An Editorial

No special session on gambling

Sun Sentinel Editorial Board
Copyright © 2009, South Florida Sun-Sentinel
Tuesday December 15, 2009

Lawmakers are right that it's not the time to call a special legislative session to address gambling issues. But dealing with gambling, as Tallahassee must this coming spring, is long overdue.

It's not like gambling popped up overnight as either a business, entertainment form, potential state revenue source or public policy challenge. No, it's lawmakers who have been a collective passive-aggressive lot on this issue, and who have only taken it up as a priority because of the budgetary collapse they've had to deal with the past two years.

And yet, they've accomplished little, and settled even less. In the process, compacts negotiated by the governor with the Seminoles have come and gone by the wayside. The Legislature dithered even after voters approved a constitutional amendment five years ago, paving the way for casinos at Broward and Miami-Dade pari-mutuels.

So, 2010 maddeningly will find Florida without a blueprint or a plan to govern or gain from one of the hottest-growing entertainment businesses in the past decade. And you can lay the blame squarely on the shoulders of your state lawmakers, who will then blame each other.

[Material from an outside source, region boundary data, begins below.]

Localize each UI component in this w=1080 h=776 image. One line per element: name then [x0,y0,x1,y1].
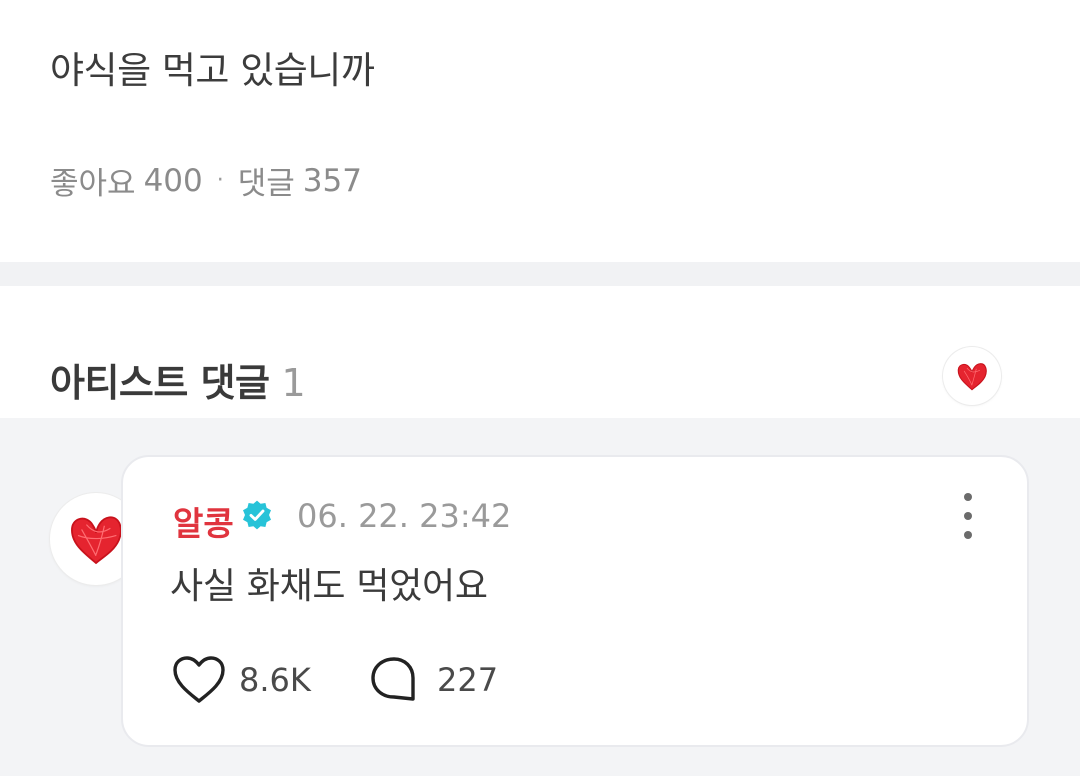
heart-logo-icon [957,363,987,391]
likes-label: 좋아요 [50,166,136,202]
reply-count: 227 [437,661,499,699]
comment-author-name[interactable]: 알콩 [173,497,234,545]
like-button[interactable]: 8.6K [171,655,311,705]
likes-count: 400 [143,162,203,199]
artist-avatar-small[interactable] [943,347,1001,405]
like-count: 8.6K [239,661,311,699]
artist-comments-count: 1 [281,361,306,405]
more-options-button[interactable] [959,493,977,539]
post-title: 야식을 먹고 있습니까 [50,49,375,92]
artist-comments-header: 아티스트 댓글 1 [50,352,306,407]
heart-logo-icon [71,516,122,565]
heart-outline-icon [173,656,225,703]
more-dot [964,512,972,520]
post-stats: 좋아요 400 · 댓글 357 [50,158,362,203]
more-dot [964,493,972,501]
section-divider [0,262,1080,286]
comments-label[interactable]: 댓글 [238,158,295,203]
reply-button[interactable]: 227 [369,655,498,705]
comment-card: 알콩 06. 22. 23:42 사실 화채도 먹었어요 8.6K 227 [121,455,1029,747]
comment-bubble-icon [371,657,415,701]
stats-separator: · [216,168,224,193]
comment-text: 사실 화채도 먹었어요 [170,566,488,607]
comment-timestamp: 06. 22. 23:42 [297,497,512,535]
comments-count[interactable]: 357 [303,163,362,199]
more-dot [964,531,972,539]
verified-badge-icon [243,500,271,530]
artist-comments-title: 아티스트 댓글 [50,361,270,405]
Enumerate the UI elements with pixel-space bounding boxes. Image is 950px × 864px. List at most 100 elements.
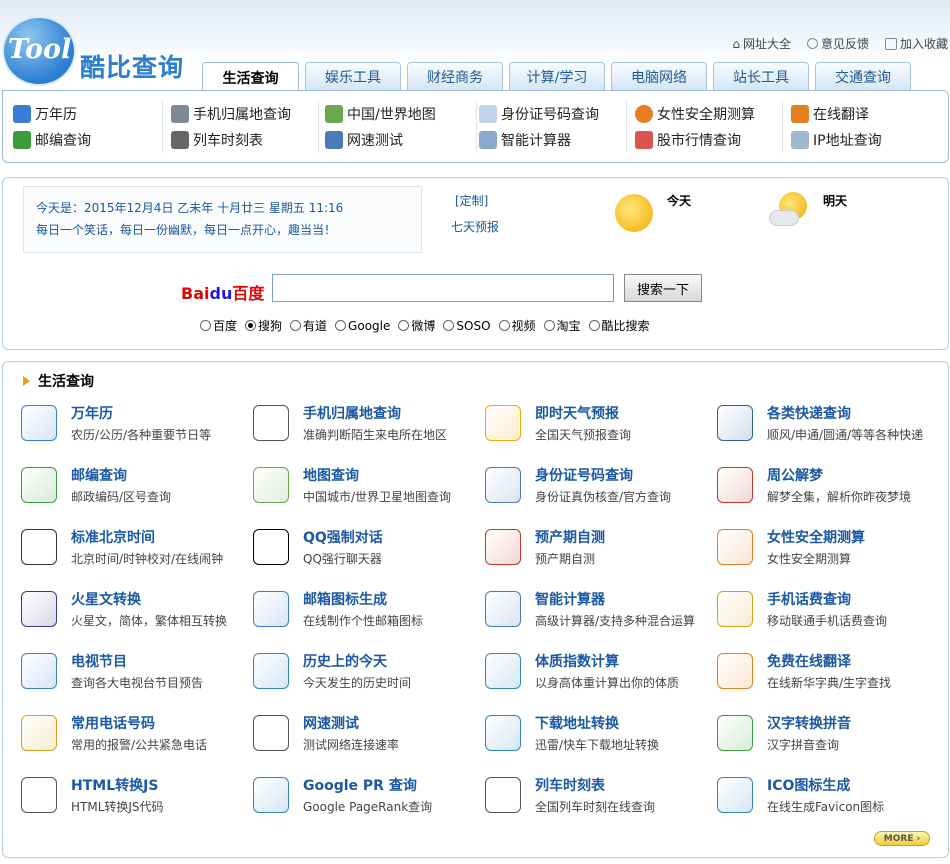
radio-circle bbox=[200, 320, 211, 331]
tool-item[interactable]: 邮编查询 邮政编码/区号查询 bbox=[21, 464, 251, 510]
more-button[interactable]: MORE › bbox=[874, 831, 930, 846]
tool-item[interactable]: 即时天气预报 全国天气预报查询 bbox=[485, 402, 715, 448]
tool-title[interactable]: 免费在线翻译 bbox=[767, 651, 851, 671]
tool-item[interactable]: 预产期自测 预产期自测 bbox=[485, 526, 715, 572]
tool-item[interactable]: Google PR 查询 Google PageRank查询 bbox=[253, 774, 483, 820]
tool-item[interactable]: 体质指数计算 以身高体重计算出你的体质 bbox=[485, 650, 715, 696]
tool-item[interactable]: ICO图标生成 在线生成Favicon图标 bbox=[717, 774, 947, 820]
seven-day-forecast-link[interactable]: 七天预报 bbox=[451, 218, 499, 235]
tool-item[interactable]: QQ强制对话 QQ强行聊天器 bbox=[253, 526, 483, 572]
radio-kubi[interactable]: 酷比搜索 bbox=[588, 317, 650, 334]
tab-webmaster[interactable]: 站长工具 bbox=[713, 62, 809, 91]
menu-item-train[interactable]: 列车时刻表 bbox=[171, 127, 318, 153]
date-icon bbox=[485, 529, 521, 565]
tool-item[interactable]: 女性安全期测算 女性安全期测算 bbox=[717, 526, 947, 572]
tab-computer[interactable]: 电脑网络 bbox=[611, 62, 707, 91]
menu-item-translate[interactable]: 在线翻译 bbox=[791, 101, 931, 127]
menu-item-idcard[interactable]: 身份证号码查询 bbox=[479, 101, 626, 127]
tool-item[interactable]: 电视节目 查询各大电视台节目预告 bbox=[21, 650, 251, 696]
radio-youdao[interactable]: 有道 bbox=[290, 317, 327, 334]
top-link-sites[interactable]: ⌂ 网址大全 bbox=[732, 35, 791, 52]
tool-title[interactable]: 身份证号码查询 bbox=[535, 465, 633, 485]
tab-entertainment[interactable]: 娱乐工具 bbox=[305, 62, 401, 91]
tool-item[interactable]: 手机归属地查询 准确判断陌生来电所在地区 bbox=[253, 402, 483, 448]
menu-item-stock[interactable]: 股市行情查询 bbox=[635, 127, 782, 153]
tab-finance[interactable]: 财经商务 bbox=[407, 62, 503, 91]
radio-google[interactable]: Google bbox=[335, 317, 390, 334]
tool-title[interactable]: 下载地址转换 bbox=[535, 713, 619, 733]
search-button[interactable]: 搜索一下 bbox=[624, 274, 702, 302]
tab-traffic[interactable]: 交通查询 bbox=[815, 62, 911, 91]
tool-title[interactable]: 手机归属地查询 bbox=[303, 403, 401, 423]
sub-menu: 万年历 邮编查询 手机归属地查询 列车时刻表 中国/世界地图 网速测试 身份证号… bbox=[2, 90, 949, 163]
tool-item[interactable]: 常用电话号码 常用的报警/公共紧急电话 bbox=[21, 712, 251, 758]
tool-item[interactable]: HTML转换JS HTML转换JS代码 bbox=[21, 774, 251, 820]
tool-title[interactable]: 标准北京时间 bbox=[71, 527, 155, 547]
tool-title[interactable]: 常用电话号码 bbox=[71, 713, 155, 733]
radio-taobao[interactable]: 淘宝 bbox=[543, 317, 581, 334]
tool-title[interactable]: 预产期自测 bbox=[535, 527, 605, 547]
tool-title[interactable]: 电视节目 bbox=[71, 651, 127, 671]
postbox-icon bbox=[21, 467, 57, 503]
slogan-link[interactable]: 每日一个笑话，每日一份幽默，每日一点开心，趣当当！ bbox=[36, 219, 409, 241]
tool-item[interactable]: 身份证号码查询 身份证真伪核查/官方查询 bbox=[485, 464, 715, 510]
baidu-logo: Baidu百度 bbox=[181, 284, 265, 303]
radio-baidu[interactable]: 百度 bbox=[200, 317, 237, 334]
tool-title[interactable]: 手机话费查询 bbox=[767, 589, 851, 609]
tool-item[interactable]: 邮箱图标生成 在线制作个性邮箱图标 bbox=[253, 588, 483, 634]
tool-title[interactable]: 体质指数计算 bbox=[535, 651, 619, 671]
top-link-bookmark[interactable]: 加入收藏 bbox=[884, 35, 948, 52]
menu-item-phone[interactable]: 手机归属地查询 bbox=[171, 101, 318, 127]
tool-title[interactable]: 周公解梦 bbox=[767, 465, 823, 485]
radio-soso[interactable]: SOSO bbox=[443, 317, 491, 334]
tool-item[interactable]: 周公解梦 解梦全集，解析你昨夜梦境 bbox=[717, 464, 947, 510]
tool-title[interactable]: 万年历 bbox=[71, 403, 113, 423]
tool-item[interactable]: 汉字转换拼音 汉字拼音查询 bbox=[717, 712, 947, 758]
tool-title[interactable]: 邮箱图标生成 bbox=[303, 589, 387, 609]
tool-title[interactable]: 邮编查询 bbox=[71, 465, 127, 485]
menu-item-speedtest[interactable]: 网速测试 bbox=[325, 127, 476, 153]
radio-video[interactable]: 视频 bbox=[498, 317, 536, 334]
search-input[interactable] bbox=[272, 274, 614, 302]
tool-title[interactable]: 智能计算器 bbox=[535, 589, 605, 609]
tool-title[interactable]: 女性安全期测算 bbox=[767, 527, 865, 547]
tool-title[interactable]: ICO图标生成 bbox=[767, 775, 850, 795]
menu-item-calendar[interactable]: 万年历 bbox=[13, 101, 162, 127]
tool-title[interactable]: 网速测试 bbox=[303, 713, 359, 733]
radio-sogou[interactable]: 搜狗 bbox=[245, 317, 282, 334]
tool-title[interactable]: 历史上的今天 bbox=[303, 651, 387, 671]
tab-life[interactable]: 生活查询 bbox=[202, 62, 299, 92]
tool-item[interactable]: 火星文转换 火星文，简体，繁体相互转换 bbox=[21, 588, 251, 634]
tool-item[interactable]: 列车时刻表 全国列车时刻在线查询 bbox=[485, 774, 715, 820]
tool-title[interactable]: QQ强制对话 bbox=[303, 527, 383, 547]
menu-item-postcode[interactable]: 邮编查询 bbox=[13, 127, 162, 153]
tool-item[interactable]: 智能计算器 高级计算器/支持多种混合运算 bbox=[485, 588, 715, 634]
clock-icon bbox=[21, 529, 57, 565]
tool-title[interactable]: 火星文转换 bbox=[71, 589, 141, 609]
site-logo[interactable]: Tool 酷比查询 bbox=[2, 14, 202, 90]
tool-title[interactable]: 列车时刻表 bbox=[535, 775, 605, 795]
tool-item[interactable]: 网速测试 测试网络连接速率 bbox=[253, 712, 483, 758]
top-link-feedback[interactable]: 意见反馈 bbox=[806, 35, 869, 52]
tool-title[interactable]: 地图查询 bbox=[303, 465, 359, 485]
tool-title[interactable]: 汉字转换拼音 bbox=[767, 713, 851, 733]
tool-item[interactable]: 历史上的今天 今天发生的历史时间 bbox=[253, 650, 483, 696]
tool-title[interactable]: 即时天气预报 bbox=[535, 403, 619, 423]
radio-weibo[interactable]: 微博 bbox=[398, 317, 435, 334]
customize-link[interactable]: [定制] bbox=[455, 192, 488, 209]
menu-item-map[interactable]: 中国/世界地图 bbox=[325, 101, 476, 127]
tool-title[interactable]: Google PR 查询 bbox=[303, 775, 417, 795]
tool-title[interactable]: 各类快递查询 bbox=[767, 403, 851, 423]
tool-item[interactable]: 万年历 农历/公历/各种重要节日等 bbox=[21, 402, 251, 448]
tab-study[interactable]: 计算/学习 bbox=[509, 62, 605, 91]
menu-item-calculator[interactable]: 智能计算器 bbox=[479, 127, 626, 153]
tool-item[interactable]: 手机话费查询 移动联通手机话费查询 bbox=[717, 588, 947, 634]
tool-item[interactable]: 地图查询 中国城市/世界卫星地图查询 bbox=[253, 464, 483, 510]
tool-item[interactable]: 免费在线翻译 在线新华字典/生字查找 bbox=[717, 650, 947, 696]
tool-item[interactable]: 各类快递查询 顺风/申通/圆通/等等各种快递 bbox=[717, 402, 947, 448]
tool-item[interactable]: 下载地址转换 迅雷/快车下载地址转换 bbox=[485, 712, 715, 758]
tool-title[interactable]: HTML转换JS bbox=[71, 775, 158, 795]
tool-item[interactable]: 标准北京时间 北京时间/时钟校对/在线闹钟 bbox=[21, 526, 251, 572]
menu-item-women[interactable]: 女性安全期测算 bbox=[635, 101, 782, 127]
menu-item-ip[interactable]: IP地址查询 bbox=[791, 127, 931, 153]
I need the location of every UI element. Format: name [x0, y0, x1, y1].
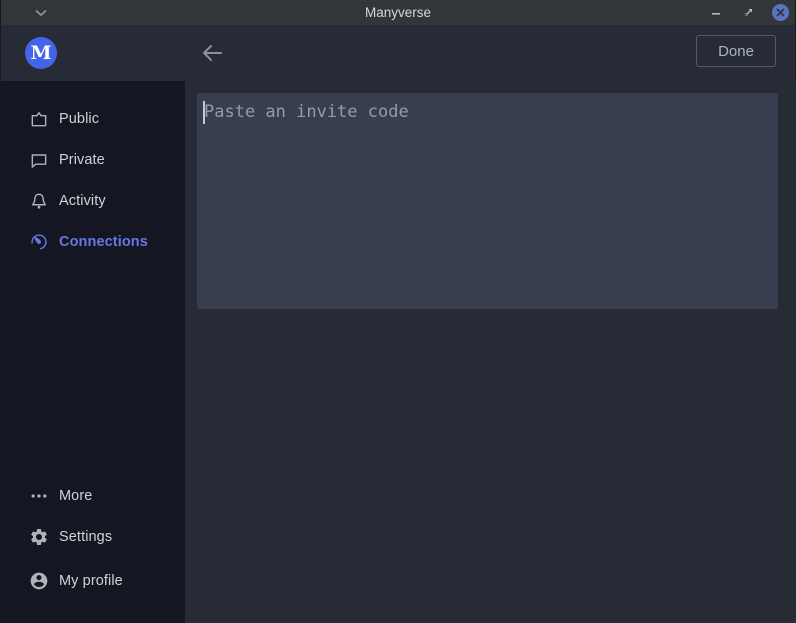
sidebar-item-label: Public [59, 111, 99, 127]
close-icon [776, 8, 785, 17]
account-circle-icon [29, 571, 49, 591]
sidebar-item-public[interactable]: Public [1, 103, 185, 135]
minimize-icon [711, 8, 721, 18]
sidebar-item-label: Activity [59, 193, 106, 209]
invite-code-container [197, 93, 778, 309]
done-button[interactable]: Done [696, 35, 776, 67]
sidebar-item-label: Private [59, 152, 105, 168]
titlebar: Manyverse [1, 0, 795, 25]
main-content [185, 81, 796, 623]
sidebar-item-label: More [59, 488, 92, 504]
sidebar-item-settings[interactable]: Settings [1, 521, 185, 553]
app-header: M Done [1, 25, 795, 81]
window-controls [707, 0, 789, 25]
invite-code-input[interactable] [197, 93, 778, 309]
back-button[interactable] [200, 41, 224, 65]
sidebar-item-private[interactable]: Private [1, 144, 185, 176]
message-bubble-icon [29, 150, 49, 170]
restore-button[interactable] [739, 4, 757, 22]
sidebar-item-label: Connections [59, 234, 148, 250]
sidebar-item-more[interactable]: More [1, 480, 185, 512]
close-button[interactable] [771, 4, 789, 22]
arrow-left-icon [201, 44, 223, 62]
sidebar-item-label: My profile [59, 573, 123, 589]
bell-icon [29, 191, 49, 211]
restore-window-icon [743, 7, 754, 18]
sidebar-item-activity[interactable]: Activity [1, 185, 185, 217]
sidebar: Public Private Activity [1, 81, 185, 623]
sidebar-item-my-profile[interactable]: My profile [1, 565, 185, 597]
gear-icon [29, 527, 49, 547]
window-title: Manyverse [1, 0, 795, 25]
manyverse-window: Manyverse [0, 0, 796, 623]
minimize-button[interactable] [707, 4, 725, 22]
ellipsis-dots-icon [29, 486, 49, 506]
sidebar-item-connections[interactable]: Connections [1, 226, 185, 258]
app-body: Public Private Activity [1, 81, 795, 623]
sidebar-item-label: Settings [59, 529, 112, 545]
manyverse-logo: M [25, 37, 57, 69]
connections-dial-icon [29, 232, 49, 252]
bulletin-board-icon [29, 109, 49, 129]
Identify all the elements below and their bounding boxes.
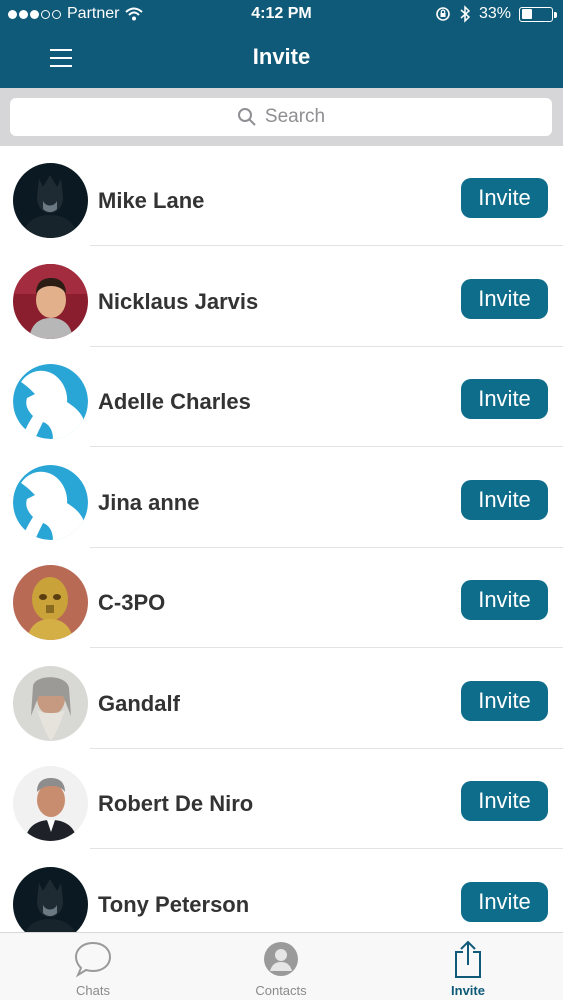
batman-photo	[13, 163, 88, 238]
header-bar: Partner 4:12 PM 33% Invite	[0, 0, 563, 88]
tab-invite[interactable]: Invite	[408, 939, 528, 1000]
contacts-icon	[264, 942, 298, 976]
tab-invite-label: Invite	[451, 983, 485, 998]
contact-list: Mike Lane Invite Nicklaus Jarvis Invite Adel…	[0, 146, 563, 932]
page-title: Invite	[252, 44, 311, 69]
default-avatar	[13, 364, 88, 439]
invite-button[interactable]: Invite	[461, 178, 548, 218]
contact-row[interactable]: Adelle Charles Invite	[0, 347, 563, 447]
invite-button[interactable]: Invite	[461, 479, 548, 520]
avatar	[13, 866, 88, 932]
batman-photo	[13, 866, 88, 932]
bluetooth-icon	[460, 5, 471, 23]
status-bar: Partner 4:12 PM 33%	[0, 0, 563, 30]
navigation-bar: Invite	[0, 30, 563, 88]
invite-button[interactable]: Invite	[461, 379, 548, 419]
c3po-photo	[13, 565, 88, 640]
contact-row[interactable]: Nicklaus Jarvis Invite	[0, 247, 563, 347]
contact-name: C-3PO	[98, 590, 166, 615]
avatar	[13, 766, 88, 841]
invite-button[interactable]: Invite	[461, 781, 548, 821]
contact-name: Tony Peterson	[98, 891, 250, 917]
avatar	[13, 464, 88, 540]
contact-row[interactable]: Gandalf Invite	[0, 649, 563, 749]
battery-icon	[519, 6, 557, 22]
status-right: 33%	[435, 5, 557, 23]
tab-contacts[interactable]: Contacts	[221, 939, 341, 1000]
contact-row[interactable]: Robert De Niro Invite	[0, 749, 563, 849]
share-icon	[455, 940, 481, 978]
contact-row[interactable]: Tony Peterson Invite	[0, 850, 563, 932]
tab-chats-label: Chats	[76, 983, 110, 998]
search-input[interactable]: Search	[10, 98, 552, 136]
tab-chats[interactable]: Chats	[33, 939, 153, 1000]
avatar	[13, 364, 88, 439]
tab-bar: Chats Contacts Invite	[0, 932, 563, 1000]
default-avatar	[13, 464, 88, 540]
contact-name: Robert De Niro	[98, 791, 254, 816]
contact-name: Gandalf	[98, 690, 180, 716]
avatar	[13, 163, 88, 238]
contact-name: Adelle Charles	[98, 389, 251, 414]
avatar	[13, 263, 88, 339]
gandalf-photo	[13, 665, 88, 741]
actor-photo	[13, 766, 88, 841]
contact-row[interactable]: Jina anne Invite	[0, 448, 563, 548]
invite-button[interactable]: Invite	[461, 580, 548, 620]
chat-bubble-icon	[74, 941, 112, 978]
search-bar: Search	[0, 88, 563, 146]
invite-button[interactable]: Invite	[461, 881, 548, 922]
battery-percent: 33%	[478, 5, 511, 22]
contact-row[interactable]: Mike Lane Invite	[0, 146, 563, 246]
contact-row[interactable]: C-3PO Invite	[0, 548, 563, 648]
invite-button[interactable]: Invite	[461, 680, 548, 721]
search-icon	[237, 108, 256, 126]
rotation-lock-icon	[436, 7, 450, 21]
avatar	[13, 565, 88, 640]
search-placeholder: Search	[264, 106, 326, 127]
man-photo	[13, 263, 88, 339]
contact-name: Jina anne	[98, 489, 200, 515]
avatar	[13, 665, 88, 741]
contact-name: Mike Lane	[98, 188, 205, 213]
tab-contacts-label: Contacts	[255, 983, 307, 998]
contact-name: Nicklaus Jarvis	[98, 288, 259, 314]
invite-button[interactable]: Invite	[461, 278, 548, 319]
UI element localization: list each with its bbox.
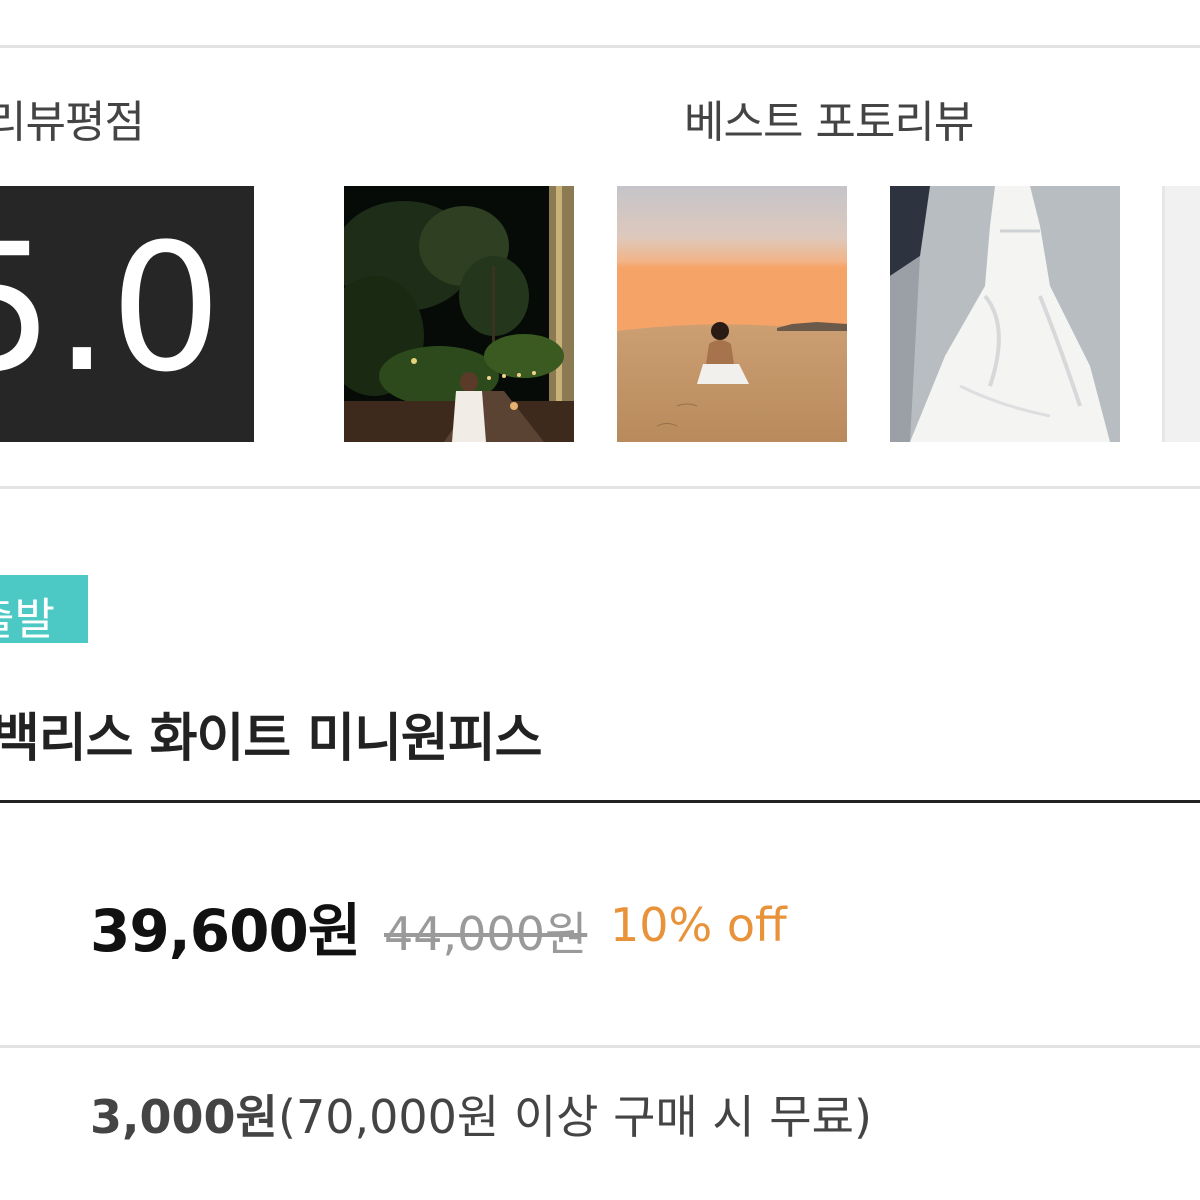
- desert-sunset-photo-icon: [617, 186, 847, 442]
- top-divider: [0, 45, 1200, 48]
- review-photo-desert-sunset[interactable]: [617, 186, 847, 442]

Now that's leadership. Funny how state officials talk so much about attracting businesses to the state, but can't find a way to make a penny from a burgeoning business right under their noses.

Having procrastinated, lawmakers must make good in the spring session by approving a statewide comprehensive plan for gambling. That plan must accomplish several tasks:

It must decide which games will be reserved for the Seminole casinos and which will be open to full competition from non-tribal gambling operations.

It must decide which areas of the state will be given the option to permit additional gambling.

It must set aside a realistic expectation of what the state can expect in terms of taxes or revenues from exclusivity deals with the Seminoles.

Yes, it's a complicated process. But five years just to get to the point where the Legislature will make this a focus of its session?

That's inexcusable. The only thing that would be worse is if the 2010 session ends without a plan.

BOTTOM LINE: No more dithering. Put a plan together in the spring.